ACÓRDÃO



INCIDÊNCIA de JUROS sobre a REPARAÇÃO extrapatrimonial tem como marco originário a DATA da CITAÇÃO, nas obrigações contratuais, conforme ART. 405/CC



ACÓRDÃO: 1.0707.15.007978-8/001         DATA DE PUBLICAÇÃO: 09/03/2017
ÓRGÃO JULGADOR: 18a. Câm.

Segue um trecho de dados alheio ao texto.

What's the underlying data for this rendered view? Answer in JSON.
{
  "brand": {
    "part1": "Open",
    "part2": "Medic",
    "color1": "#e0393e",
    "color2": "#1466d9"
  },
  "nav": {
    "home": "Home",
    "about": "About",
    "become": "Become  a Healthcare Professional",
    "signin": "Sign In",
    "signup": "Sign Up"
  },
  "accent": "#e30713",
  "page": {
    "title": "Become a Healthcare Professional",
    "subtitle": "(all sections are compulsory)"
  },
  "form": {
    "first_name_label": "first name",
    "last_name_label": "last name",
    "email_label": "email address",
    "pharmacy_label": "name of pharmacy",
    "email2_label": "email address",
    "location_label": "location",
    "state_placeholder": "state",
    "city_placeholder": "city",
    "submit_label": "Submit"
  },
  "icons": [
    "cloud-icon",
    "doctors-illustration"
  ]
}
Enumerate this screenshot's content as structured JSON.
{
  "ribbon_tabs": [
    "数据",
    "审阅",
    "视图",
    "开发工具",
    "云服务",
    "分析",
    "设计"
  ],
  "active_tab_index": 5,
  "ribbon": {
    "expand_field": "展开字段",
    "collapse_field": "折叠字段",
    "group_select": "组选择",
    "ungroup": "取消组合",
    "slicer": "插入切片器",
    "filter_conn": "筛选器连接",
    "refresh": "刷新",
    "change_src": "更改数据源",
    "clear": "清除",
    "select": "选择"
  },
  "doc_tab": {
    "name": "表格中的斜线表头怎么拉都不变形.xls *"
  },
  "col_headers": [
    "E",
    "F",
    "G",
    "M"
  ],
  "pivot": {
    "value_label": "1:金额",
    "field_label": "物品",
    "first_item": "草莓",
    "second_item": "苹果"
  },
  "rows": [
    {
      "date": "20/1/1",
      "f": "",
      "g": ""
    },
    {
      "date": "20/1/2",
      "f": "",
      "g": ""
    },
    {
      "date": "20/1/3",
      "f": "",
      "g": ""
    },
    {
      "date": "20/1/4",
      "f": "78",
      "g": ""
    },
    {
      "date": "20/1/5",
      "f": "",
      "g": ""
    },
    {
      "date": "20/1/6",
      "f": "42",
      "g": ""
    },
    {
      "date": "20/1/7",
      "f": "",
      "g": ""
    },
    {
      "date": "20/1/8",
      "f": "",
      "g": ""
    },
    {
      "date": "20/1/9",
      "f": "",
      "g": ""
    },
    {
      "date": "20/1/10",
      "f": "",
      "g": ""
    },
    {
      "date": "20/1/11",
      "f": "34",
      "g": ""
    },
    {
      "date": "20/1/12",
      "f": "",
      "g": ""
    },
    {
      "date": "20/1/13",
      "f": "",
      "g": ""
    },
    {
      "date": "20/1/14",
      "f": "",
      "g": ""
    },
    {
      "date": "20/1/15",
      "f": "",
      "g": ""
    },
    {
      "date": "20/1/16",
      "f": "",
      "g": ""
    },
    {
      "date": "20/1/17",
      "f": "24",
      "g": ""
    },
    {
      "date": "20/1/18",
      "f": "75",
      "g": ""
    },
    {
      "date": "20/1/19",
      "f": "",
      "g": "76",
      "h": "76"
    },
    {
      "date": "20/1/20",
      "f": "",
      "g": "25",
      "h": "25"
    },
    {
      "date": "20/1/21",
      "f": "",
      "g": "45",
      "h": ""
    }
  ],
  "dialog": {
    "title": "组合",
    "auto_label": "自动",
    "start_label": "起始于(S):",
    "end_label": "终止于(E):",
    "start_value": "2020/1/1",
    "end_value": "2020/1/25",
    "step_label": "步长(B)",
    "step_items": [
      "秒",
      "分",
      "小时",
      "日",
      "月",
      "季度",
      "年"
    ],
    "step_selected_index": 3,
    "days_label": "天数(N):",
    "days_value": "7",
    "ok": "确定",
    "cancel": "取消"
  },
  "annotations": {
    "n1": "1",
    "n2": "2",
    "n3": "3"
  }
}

Cív.
RELATOR (A): Vasconcelos Lins
TRIBUNAL: TJ/MG

EMENTA:

APELAÇÃO CÍVEL - AÇÃO DE INDENIZAÇÃO POR DANOS MORAIS - QUITAÇÃO DO DÉBITO - MANUTENÇÃO DA NEGATIVAÇÃO DO NOME DO CONSUMIDOR - ILICITUDE DA NEGATIVAÇÃO - DANO MORAL IN RE IPSA - DEVER DE INDENIZAR - QUANTUM INDENIZATÓRIO - ADEQUAÇÃO À EXTENSÃO DO DANO. 1.É ilícita a manutenção da negativação do nome da autora após o pagamento do débito. 2. Operam-se in re ipsa os danos morais decorrentes de manutenção da negativação indevida, dedutíveis que são da própria natureza do ato ilícito considerada à luz da experiência comum, visto que o registro desabonador, por suas inevitáveis repercussões negativas sobre o nome da pessoa atingida, viola direito da personalidade que tem por objeto a integridade moral. 3. Nos termos do artigo 944 do Código Civil, o arbitramento do quantum indenizatório deve nortear-se pela extensão do dano. 4. Se, em razão de sua modicidade, o valor fixado a título de indenização se revela incongruente com a extensão do dano moral verificado, cumpre majorá-lo, para que cumpra satisfatoriamente sua finalidade compensatória, sem implicar, por outro lado, enriquecimento sem causa da vítima. 5. A incidência dos juros de mora sobre a reparação extrapatrimonial tem como marco originário a data da citação, nas obrigações contratuais, nos termos do art. 405 do CC. APELAÇÃO CÍVEL Nº 1.0707.15.007978-8/001 - COMARCA DE VARGINHA - 1º APELANTE: THAMIRES NAZARE DE OLIVEIRA DA SILVA - 2º APELANTE: TELEFÔNICA BRASIL S/A - APELADO(A)(S): THAMIRES NAZARE DE OLIVEIRA DA SILVA, TELEFÔNICA BRASIL S/A

ÍNTEGRA DO ACÓRDÃO:

Vistos etc., acorda, em Turma, a 18ª CÂMARA CÍVEL do Tribunal de Justiça do Estado de Minas Gerais, na conformidade da ata dos julgamentos, em DAR PARCIAL PROVIMENTO À PRIMEIRA APELAÇÃO E NEGAR PROVIMENTO AO SEGUNDO RECURSO.

DES. VASCONCELOS LINS

RELATOR.

DES. VASCONCELOS LINS (RELATOR)

V O T O

Trata-se de APELAÇÕES CÍVEIS, interposta a primeira, pela autora THAMIRES NAZARE DE OLIVEIRA DA SILVA, e a segunda, pela ré, TELEFÔNICA BRASIL S/A, visando ambos os recursos à reforma da sentença de f. 29/30, declarada às f. 46/48v. que, julgando procedentes os pedidos iniciais formulados na ação declaratória de inexistência de débito c/c reparação por responsabilidade civil, declarou a inexistência da dívida objeto de inscrição do nome da requerente junto aos órgãos de proteção condenou o réu a pagar à autora o valor de R$4.000,00 (quatro mil reais) a título de indenização por danos morais causados por negativação indevida. Sucumbente a parte requerida, foi condenada ao pagamento de honorários arbitrados em 10% (dez por cento) atualizado do valor da condenação.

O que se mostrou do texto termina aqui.